Oppositori nel taschino
Il primo di questi colpi sarebbe dovuto arrivare con l’elezione del presidente della Repubblica, ma Renzi trovò il modo di mettersi agilmente i suoi oppositori nel taschino. Il secondo di questi colpi doveva arrivare con la riforma elettorale: non affondandola – non potrebbero, neanche se volessero – ma ritardandone ancora una volta l’approvazione definitiva col vecchio mestiere di chi ha trascorso decenni tra aule parlamentari e commissioni, con una qualche trappoletta su questo o quell’emendamento, non importa nemmeno quale, ottenendo così l’ennesimo rinvio della legge al Senato e poi di nuovo riunioni della direzione nazionale, trattative, minacce, offerte e ultimatum; per poi votarla, forse, e ricominciare da capo dalla Camera, e intanto negare a Renzi un importante successo politico. Il presidente del Consiglio se li è messi di nuovo nel taschino, per giunta con un surplus di umiliazione: se nel caso di Mattarella la vecchia guardia del Pd poteva sostenere che era stato Renzi a piegarsi e “fare la cosa giusta”, sull’Italicum la spregiudicatezza della mossa fa bruciare la sconfitta ancora di più.
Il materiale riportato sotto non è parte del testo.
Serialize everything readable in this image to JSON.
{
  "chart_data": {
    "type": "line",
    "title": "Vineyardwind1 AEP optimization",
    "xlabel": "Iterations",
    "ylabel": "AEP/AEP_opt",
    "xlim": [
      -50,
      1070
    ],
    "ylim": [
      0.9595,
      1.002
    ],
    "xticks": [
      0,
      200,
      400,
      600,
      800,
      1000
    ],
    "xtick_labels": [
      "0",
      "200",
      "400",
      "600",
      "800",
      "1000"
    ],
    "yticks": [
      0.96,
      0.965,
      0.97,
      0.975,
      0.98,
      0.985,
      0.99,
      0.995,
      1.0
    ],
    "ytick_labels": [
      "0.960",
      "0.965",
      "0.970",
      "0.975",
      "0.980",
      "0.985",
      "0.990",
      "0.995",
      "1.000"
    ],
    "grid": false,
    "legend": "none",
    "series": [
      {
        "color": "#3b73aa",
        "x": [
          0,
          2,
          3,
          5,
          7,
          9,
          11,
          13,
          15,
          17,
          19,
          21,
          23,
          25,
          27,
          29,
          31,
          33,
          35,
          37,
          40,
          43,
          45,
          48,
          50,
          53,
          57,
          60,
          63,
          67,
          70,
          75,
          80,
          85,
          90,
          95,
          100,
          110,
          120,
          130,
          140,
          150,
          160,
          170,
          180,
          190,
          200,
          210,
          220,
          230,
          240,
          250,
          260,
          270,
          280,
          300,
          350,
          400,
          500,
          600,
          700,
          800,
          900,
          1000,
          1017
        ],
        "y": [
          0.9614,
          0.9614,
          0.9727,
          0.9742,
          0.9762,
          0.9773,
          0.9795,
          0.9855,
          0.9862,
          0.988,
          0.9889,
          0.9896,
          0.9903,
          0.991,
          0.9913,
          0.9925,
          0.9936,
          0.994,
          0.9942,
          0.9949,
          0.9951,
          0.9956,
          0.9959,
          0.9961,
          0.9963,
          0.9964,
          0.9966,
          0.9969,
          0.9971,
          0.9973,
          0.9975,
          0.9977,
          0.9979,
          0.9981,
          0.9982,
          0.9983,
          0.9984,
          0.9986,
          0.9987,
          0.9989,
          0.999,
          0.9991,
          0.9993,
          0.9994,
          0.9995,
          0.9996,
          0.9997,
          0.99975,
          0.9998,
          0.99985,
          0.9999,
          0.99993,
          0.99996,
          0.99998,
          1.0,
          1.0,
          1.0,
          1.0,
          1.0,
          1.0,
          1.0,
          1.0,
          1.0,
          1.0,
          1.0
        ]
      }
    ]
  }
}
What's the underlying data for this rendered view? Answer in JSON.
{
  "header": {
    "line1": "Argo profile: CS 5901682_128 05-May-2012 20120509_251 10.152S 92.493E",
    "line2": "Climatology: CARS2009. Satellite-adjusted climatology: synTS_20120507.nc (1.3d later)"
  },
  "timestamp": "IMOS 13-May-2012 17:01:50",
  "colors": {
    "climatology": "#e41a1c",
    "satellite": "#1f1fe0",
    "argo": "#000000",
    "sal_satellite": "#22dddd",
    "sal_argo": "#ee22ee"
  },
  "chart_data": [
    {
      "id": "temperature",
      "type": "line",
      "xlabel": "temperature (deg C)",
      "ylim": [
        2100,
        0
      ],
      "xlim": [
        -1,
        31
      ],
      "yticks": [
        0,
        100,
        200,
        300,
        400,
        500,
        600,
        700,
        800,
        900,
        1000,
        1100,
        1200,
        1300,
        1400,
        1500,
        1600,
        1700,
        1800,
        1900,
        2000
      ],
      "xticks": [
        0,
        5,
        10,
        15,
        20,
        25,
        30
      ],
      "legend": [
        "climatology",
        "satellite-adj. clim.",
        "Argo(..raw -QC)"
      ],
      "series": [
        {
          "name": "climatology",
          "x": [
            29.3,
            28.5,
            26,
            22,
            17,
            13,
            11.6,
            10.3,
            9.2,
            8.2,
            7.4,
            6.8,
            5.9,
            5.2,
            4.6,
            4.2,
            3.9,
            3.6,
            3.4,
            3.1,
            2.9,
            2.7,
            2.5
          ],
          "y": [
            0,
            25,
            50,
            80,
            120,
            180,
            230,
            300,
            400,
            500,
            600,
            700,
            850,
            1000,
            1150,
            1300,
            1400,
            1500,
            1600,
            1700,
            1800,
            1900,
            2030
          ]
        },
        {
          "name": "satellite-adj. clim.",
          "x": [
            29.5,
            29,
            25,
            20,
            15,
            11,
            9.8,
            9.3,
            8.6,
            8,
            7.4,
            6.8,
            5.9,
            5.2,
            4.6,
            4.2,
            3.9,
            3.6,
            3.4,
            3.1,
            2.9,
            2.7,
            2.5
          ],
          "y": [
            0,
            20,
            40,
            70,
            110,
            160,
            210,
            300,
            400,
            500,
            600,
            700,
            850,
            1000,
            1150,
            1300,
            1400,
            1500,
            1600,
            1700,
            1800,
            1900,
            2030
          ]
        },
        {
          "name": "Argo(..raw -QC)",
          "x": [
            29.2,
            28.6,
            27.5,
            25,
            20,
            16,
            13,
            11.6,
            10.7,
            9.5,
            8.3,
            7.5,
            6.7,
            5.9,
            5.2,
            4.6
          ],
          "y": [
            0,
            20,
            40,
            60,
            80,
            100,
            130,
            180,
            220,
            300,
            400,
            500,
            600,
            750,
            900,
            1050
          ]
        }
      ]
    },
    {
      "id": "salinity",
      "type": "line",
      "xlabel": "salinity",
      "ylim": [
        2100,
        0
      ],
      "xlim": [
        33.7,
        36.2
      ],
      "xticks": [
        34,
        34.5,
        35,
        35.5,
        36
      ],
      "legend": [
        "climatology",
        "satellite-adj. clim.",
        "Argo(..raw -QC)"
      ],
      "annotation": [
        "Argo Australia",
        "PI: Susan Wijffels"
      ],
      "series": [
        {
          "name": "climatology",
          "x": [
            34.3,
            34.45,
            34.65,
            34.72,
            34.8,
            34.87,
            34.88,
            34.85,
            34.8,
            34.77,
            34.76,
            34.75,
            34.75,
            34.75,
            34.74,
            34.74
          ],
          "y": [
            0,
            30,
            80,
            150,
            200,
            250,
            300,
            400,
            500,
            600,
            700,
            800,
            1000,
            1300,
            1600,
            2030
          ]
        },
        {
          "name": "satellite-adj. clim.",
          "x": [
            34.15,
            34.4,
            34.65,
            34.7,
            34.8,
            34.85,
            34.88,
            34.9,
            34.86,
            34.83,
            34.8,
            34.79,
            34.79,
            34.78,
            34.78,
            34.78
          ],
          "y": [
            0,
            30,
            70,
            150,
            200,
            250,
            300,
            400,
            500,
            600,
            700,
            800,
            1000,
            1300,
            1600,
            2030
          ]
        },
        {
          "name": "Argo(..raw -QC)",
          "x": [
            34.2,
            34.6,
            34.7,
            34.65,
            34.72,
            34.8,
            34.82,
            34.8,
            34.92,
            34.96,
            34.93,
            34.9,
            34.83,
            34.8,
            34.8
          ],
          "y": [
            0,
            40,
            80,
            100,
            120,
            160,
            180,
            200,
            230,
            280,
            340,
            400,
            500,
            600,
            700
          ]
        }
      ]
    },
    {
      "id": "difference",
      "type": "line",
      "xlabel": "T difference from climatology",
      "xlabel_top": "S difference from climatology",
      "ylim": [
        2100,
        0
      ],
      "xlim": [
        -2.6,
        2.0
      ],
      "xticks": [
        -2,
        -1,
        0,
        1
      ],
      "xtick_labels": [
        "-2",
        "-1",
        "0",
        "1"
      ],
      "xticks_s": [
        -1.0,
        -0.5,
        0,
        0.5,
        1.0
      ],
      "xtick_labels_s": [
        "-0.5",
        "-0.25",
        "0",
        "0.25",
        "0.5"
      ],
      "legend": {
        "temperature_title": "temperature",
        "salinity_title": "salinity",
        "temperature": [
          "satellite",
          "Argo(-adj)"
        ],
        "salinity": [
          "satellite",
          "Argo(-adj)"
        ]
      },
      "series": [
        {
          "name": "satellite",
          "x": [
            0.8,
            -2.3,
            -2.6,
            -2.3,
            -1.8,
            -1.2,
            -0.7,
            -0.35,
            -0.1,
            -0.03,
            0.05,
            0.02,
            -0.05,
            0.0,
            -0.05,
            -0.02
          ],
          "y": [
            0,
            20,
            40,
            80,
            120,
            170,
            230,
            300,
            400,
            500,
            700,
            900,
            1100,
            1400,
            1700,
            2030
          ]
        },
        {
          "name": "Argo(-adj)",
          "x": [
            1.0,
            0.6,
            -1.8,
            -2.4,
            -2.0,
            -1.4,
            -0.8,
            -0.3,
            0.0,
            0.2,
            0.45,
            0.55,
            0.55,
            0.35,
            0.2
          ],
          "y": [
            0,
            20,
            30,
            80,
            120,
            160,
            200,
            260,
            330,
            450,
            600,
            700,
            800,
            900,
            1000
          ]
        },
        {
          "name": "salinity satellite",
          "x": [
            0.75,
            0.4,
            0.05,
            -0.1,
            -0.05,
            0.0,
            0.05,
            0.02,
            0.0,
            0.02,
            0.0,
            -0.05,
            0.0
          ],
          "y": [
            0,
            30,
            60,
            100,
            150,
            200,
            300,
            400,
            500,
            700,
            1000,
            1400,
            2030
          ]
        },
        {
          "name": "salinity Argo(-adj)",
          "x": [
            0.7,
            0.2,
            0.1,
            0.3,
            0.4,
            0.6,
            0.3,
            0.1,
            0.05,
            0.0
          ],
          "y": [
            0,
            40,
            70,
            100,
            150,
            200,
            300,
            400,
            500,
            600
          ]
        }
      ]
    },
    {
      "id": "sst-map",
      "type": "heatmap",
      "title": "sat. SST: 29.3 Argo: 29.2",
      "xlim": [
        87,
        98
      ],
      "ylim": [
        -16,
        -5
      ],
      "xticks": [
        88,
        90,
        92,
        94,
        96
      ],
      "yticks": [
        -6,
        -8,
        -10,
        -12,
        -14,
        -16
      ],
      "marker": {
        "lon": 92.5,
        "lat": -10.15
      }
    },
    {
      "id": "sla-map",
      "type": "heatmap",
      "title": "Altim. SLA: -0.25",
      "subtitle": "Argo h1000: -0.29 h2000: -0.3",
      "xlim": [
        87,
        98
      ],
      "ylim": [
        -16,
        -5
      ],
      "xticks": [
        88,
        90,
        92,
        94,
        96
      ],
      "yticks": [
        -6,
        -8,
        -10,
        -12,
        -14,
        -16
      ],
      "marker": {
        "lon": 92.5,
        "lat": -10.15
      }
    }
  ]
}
Hanno voluto fare gli squali con Renzi e hanno scoperto che Renzi è più squalo di loro.
Dice: ma allora nel Pd bisogna rassegnarsi a diventare renziani, finché non passa la nottata? Cosa dovrebbe fare un dirigente politico che vorrebbe stare nel Pd ma rispettosamente costruire un’alternativa al suo segretario? Intanto costruirla, quell’alternativa: nessuno nell’attuale minoranza del Pd ci ha provato a parte forse il solo Civati, con mille limiti, e finché non ha cominciato a corteggiare Landini e fare conferenze stampa con Rosy Bindi. Ma poi soprattutto decidere di staccare il cordone ombelicale e rifiutare di farsi trascinare da chi, ferito e umiliato, sta combattendo disperatamente per riscattare l’orgoglio e ottenere un ultimo giro di giostra: sentimenti umani molto comprensibili ma che hanno poco a che fare con la politica. Vale per Roberto Speranza, se gli interessa avere un futuro politico anche fuori dall’ombra protettiva e paterna di Bersani; vale per Civati, se vuole fare la sinistra del Pd – nel Pd – senza diventare un simulacro di Fassina. La strada è strettissima: Orfini e i suoi ci stanno provando con qualche comprensibile fatica, e d’altra parte la storia di questi mesi dimostra che ci si brucia anche ad avvicinarsi troppo a Renzi (citofonare Alfano o Berlusconi). Ma non ce n’è un’altra, a parte quella che porta verso il fondo.